The day that I started my own version of lockdown was a Tuesday like any other. I was sitting at my desk in the middle of a crowded office engaged in what had become an almost constant battle with my brain.
That is to say, desperately trying to maintain productivity while simultaneously plugging the many leaks that had appeared in my consciousness — through which crippling anxiety had begun to seep.
On that particular morning, weakened from months of trying to maintain a veneer of ‘normal’, I finally let go. I no longer had the energy to stop myself from sinking. I collapsed, my parents were called and I finally surrendered — I could no longer do this alone.
A combination of talking therapy, medical support, regular exercise, self-reflection and a conscious effort to change my behaviours eventually allowed me to reach a much healthier, happier and more stable place.
I no longer take the concept of freedom — whether that’s physical or mental — for granted
I don’t want to undermine how difficult this all was by downplaying the time and commitment it took from me — and those close to me — to get better, so I’ll just say this: it took years. And it’s by no means a done deal; maintaining a sense of relative peace is a huge commitment, and it is something I invest in daily.
But this period of slowing down taught me a lot.
Immediately, even the idea of watching a film and being able to follow the plot became something to strive towards — a goal. Parts of my life that I’d previously taken for granted — getting on a crowded bus, gently closing my eyes and finding sleep at night and conversations with more than one person at a time — became strikingly absent. Life, at least as I knew it, had changed beyond recognition.
It didn’t last forever — and nor was it an exclusively negative experience. But it gave me pause to reflect. To really consider the people, the routines and the habits that contributed positively to my life — and those that didn’t.
I realised that in the relentless sprint towards efficiency, in which technology has made us all competitors, I’d lost sight of the value of slowing down. Of just how important it is to pause, take a deep breath and admire the view.
Since my mental breakdown, I notice almost daily the absence of terror in my life. I am grateful to be able to leave my house and join in. I love my friends and family more openly and deeply, and I dedicate time every single day to check in with myself and see how I’m doing.
I no longer take the concept of freedom — whether that’s physical or mental — for granted to the same degree I used to.
The coronavirus pandemic has robbed the world of many valuable lives, and us as individuals of relatives, colleagues and friends. For some it has taken their job, threatened their livelihood and stripped their life of its sense of purpose. And it has done all of this against our will. It’s easy to feel powerless.

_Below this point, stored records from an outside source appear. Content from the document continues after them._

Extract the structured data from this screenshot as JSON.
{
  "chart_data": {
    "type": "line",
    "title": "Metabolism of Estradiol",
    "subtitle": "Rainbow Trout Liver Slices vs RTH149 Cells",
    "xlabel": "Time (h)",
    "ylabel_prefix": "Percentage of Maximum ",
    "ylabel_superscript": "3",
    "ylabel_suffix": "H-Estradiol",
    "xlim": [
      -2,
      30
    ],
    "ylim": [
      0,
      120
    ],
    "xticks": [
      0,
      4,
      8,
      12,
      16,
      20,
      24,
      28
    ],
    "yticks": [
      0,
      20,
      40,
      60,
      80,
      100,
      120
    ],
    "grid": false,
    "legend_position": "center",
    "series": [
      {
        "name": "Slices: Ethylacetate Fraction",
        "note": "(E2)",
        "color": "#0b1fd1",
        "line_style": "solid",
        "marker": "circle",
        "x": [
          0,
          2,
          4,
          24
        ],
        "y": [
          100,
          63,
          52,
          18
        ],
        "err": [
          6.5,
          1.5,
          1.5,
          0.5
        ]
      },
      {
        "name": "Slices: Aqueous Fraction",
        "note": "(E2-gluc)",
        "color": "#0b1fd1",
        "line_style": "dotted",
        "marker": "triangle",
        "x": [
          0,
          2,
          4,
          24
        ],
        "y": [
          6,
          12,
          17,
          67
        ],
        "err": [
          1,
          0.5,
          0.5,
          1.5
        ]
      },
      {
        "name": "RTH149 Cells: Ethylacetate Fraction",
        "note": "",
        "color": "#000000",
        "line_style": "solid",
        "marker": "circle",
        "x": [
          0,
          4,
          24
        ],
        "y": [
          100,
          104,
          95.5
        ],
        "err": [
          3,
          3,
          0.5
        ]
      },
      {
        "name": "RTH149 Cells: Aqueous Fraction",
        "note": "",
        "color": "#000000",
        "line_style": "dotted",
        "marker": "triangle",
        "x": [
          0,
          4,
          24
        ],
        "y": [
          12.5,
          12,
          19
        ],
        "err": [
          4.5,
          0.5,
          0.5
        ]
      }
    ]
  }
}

Like everyone else, my anxiety was high as we were put into lockdown and I had to take a big step back to stop myself from spiralling. Yet, after a while, I’ve found peace in slowing down because I know it’s only temporary… and it’s definitely making me much more grateful for what I have, rather than focussing on what I don’t.

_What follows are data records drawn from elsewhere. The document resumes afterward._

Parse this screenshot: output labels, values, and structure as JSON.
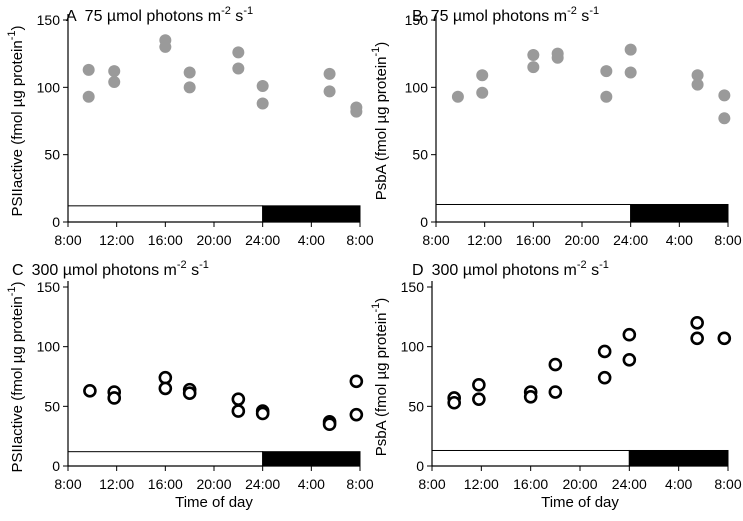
{
  "chart_data": [
    {
      "type": "scatter",
      "panel_letter": "A",
      "title_base": "75 µmol photons m",
      "title_exp1": "-2",
      "title_mid": " s",
      "title_exp2": "-1",
      "ylabel_base": "PSIIactive (fmol µg protein",
      "ylabel_exp": "-1",
      "ylabel_close": ")",
      "xlabel": "",
      "xticks": [
        "8:00",
        "12:00",
        "16:00",
        "20:00",
        "24:00",
        "4:00",
        "8:00"
      ],
      "xlim": [
        8,
        32
      ],
      "yticks": [
        "0",
        "50",
        "100",
        "150"
      ],
      "ylim": [
        0,
        150
      ],
      "marker": "filled",
      "color": "#9a9a9a",
      "light_period": [
        8,
        24
      ],
      "dark_period": [
        24,
        32
      ],
      "bar_level": 12,
      "points": [
        {
          "x": 9.7,
          "y": 113
        },
        {
          "x": 9.7,
          "y": 93
        },
        {
          "x": 11.8,
          "y": 112
        },
        {
          "x": 11.8,
          "y": 104
        },
        {
          "x": 16,
          "y": 135
        },
        {
          "x": 16,
          "y": 130
        },
        {
          "x": 18,
          "y": 111
        },
        {
          "x": 18,
          "y": 100
        },
        {
          "x": 22,
          "y": 126
        },
        {
          "x": 22,
          "y": 114
        },
        {
          "x": 24,
          "y": 101
        },
        {
          "x": 24,
          "y": 88
        },
        {
          "x": 29.5,
          "y": 110
        },
        {
          "x": 29.5,
          "y": 97
        },
        {
          "x": 31.7,
          "y": 85
        },
        {
          "x": 31.7,
          "y": 82
        }
      ]
    },
    {
      "type": "scatter",
      "panel_letter": "B",
      "title_base": "75 µmol photons m",
      "title_exp1": "-2",
      "title_mid": " s",
      "title_exp2": "-1",
      "ylabel_base": "PsbA (fmol µg protein",
      "ylabel_exp": "-1",
      "ylabel_close": ")",
      "xlabel": "",
      "xticks": [
        "8:00",
        "12:00",
        "16:00",
        "20:00",
        "24:00",
        "4:00",
        "8:00"
      ],
      "xlim": [
        8,
        32
      ],
      "yticks": [
        "0",
        "50",
        "100",
        "150"
      ],
      "ylim": [
        0,
        150
      ],
      "marker": "filled",
      "color": "#9a9a9a",
      "light_period": [
        8,
        24
      ],
      "dark_period": [
        24,
        32
      ],
      "bar_level": 13,
      "points": [
        {
          "x": 9.8,
          "y": 93
        },
        {
          "x": 11.8,
          "y": 109
        },
        {
          "x": 11.8,
          "y": 96
        },
        {
          "x": 16,
          "y": 124
        },
        {
          "x": 16,
          "y": 115
        },
        {
          "x": 18,
          "y": 125
        },
        {
          "x": 18,
          "y": 122
        },
        {
          "x": 22,
          "y": 112
        },
        {
          "x": 22,
          "y": 93
        },
        {
          "x": 24,
          "y": 128
        },
        {
          "x": 24,
          "y": 111
        },
        {
          "x": 29.5,
          "y": 109
        },
        {
          "x": 29.5,
          "y": 102
        },
        {
          "x": 31.7,
          "y": 94
        },
        {
          "x": 31.7,
          "y": 77
        }
      ]
    },
    {
      "type": "scatter",
      "panel_letter": "C",
      "title_base": "300 µmol photons m",
      "title_exp1": "-2",
      "title_mid": " s",
      "title_exp2": "-1",
      "ylabel_base": "PSIIactive (fmol µg protein",
      "ylabel_exp": "-1",
      "ylabel_close": ")",
      "xlabel": "Time of day",
      "xticks": [
        "8:00",
        "12:00",
        "16:00",
        "20:00",
        "24:00",
        "4:00",
        "8:00"
      ],
      "xlim": [
        8,
        32
      ],
      "yticks": [
        "0",
        "50",
        "100",
        "150"
      ],
      "ylim": [
        0,
        150
      ],
      "marker": "open",
      "color": "#000000",
      "light_period": [
        8,
        24
      ],
      "dark_period": [
        24,
        32
      ],
      "bar_level": 12,
      "points": [
        {
          "x": 9.8,
          "y": 63
        },
        {
          "x": 11.8,
          "y": 62
        },
        {
          "x": 11.8,
          "y": 57
        },
        {
          "x": 16,
          "y": 74
        },
        {
          "x": 16,
          "y": 65
        },
        {
          "x": 18,
          "y": 64
        },
        {
          "x": 18,
          "y": 61
        },
        {
          "x": 22,
          "y": 56
        },
        {
          "x": 22,
          "y": 46
        },
        {
          "x": 24,
          "y": 46
        },
        {
          "x": 24,
          "y": 44
        },
        {
          "x": 29.5,
          "y": 37
        },
        {
          "x": 29.5,
          "y": 35
        },
        {
          "x": 31.7,
          "y": 71
        },
        {
          "x": 31.7,
          "y": 43
        }
      ]
    },
    {
      "type": "scatter",
      "panel_letter": "D",
      "title_base": "300 µmol photons m",
      "title_exp1": "-2",
      "title_mid": " s",
      "title_exp2": "-1",
      "ylabel_base": "PsbA (fmol µg protein",
      "ylabel_exp": "-1",
      "ylabel_close": ")",
      "xlabel": "Time of day",
      "xticks": [
        "8:00",
        "12:00",
        "16:00",
        "20:00",
        "24:00",
        "4:00",
        "8:00"
      ],
      "xlim": [
        8,
        32
      ],
      "yticks": [
        "0",
        "50",
        "100",
        "150"
      ],
      "ylim": [
        0,
        150
      ],
      "marker": "open",
      "color": "#000000",
      "light_period": [
        8,
        24
      ],
      "dark_period": [
        24,
        32
      ],
      "bar_level": 13,
      "points": [
        {
          "x": 9.8,
          "y": 57
        },
        {
          "x": 9.8,
          "y": 53
        },
        {
          "x": 11.8,
          "y": 68
        },
        {
          "x": 11.8,
          "y": 56
        },
        {
          "x": 16,
          "y": 62
        },
        {
          "x": 16,
          "y": 58
        },
        {
          "x": 18,
          "y": 85
        },
        {
          "x": 18,
          "y": 62
        },
        {
          "x": 22,
          "y": 96
        },
        {
          "x": 22,
          "y": 74
        },
        {
          "x": 24,
          "y": 110
        },
        {
          "x": 24,
          "y": 89
        },
        {
          "x": 29.5,
          "y": 120
        },
        {
          "x": 29.5,
          "y": 107
        },
        {
          "x": 31.7,
          "y": 107
        }
      ]
    }
  ]
}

There are opportunities too — little glimmers of optimism — if you look for them.
Look at all the new NHS volunteers and at communities coming closer together. There’s a greater appreciation by society of people who work in public services. Everyone seems to be exercising more outside. Lowered emissions. There’s quiet in London…
We are living through unprecedented challenges and so much feels out of our control. It is an abject tragedy that we will never forget.
But it’s important to remember that we do still have power over how we react to the chaos, over whether or not we’re kind to one another, and over whether or not we try to take this time as an opportunity to reflect.
Because life will soon return to a ‘new normal’, and while we’re all waiting for that day to come, now seems as good a time as any to consider what we want it to look like.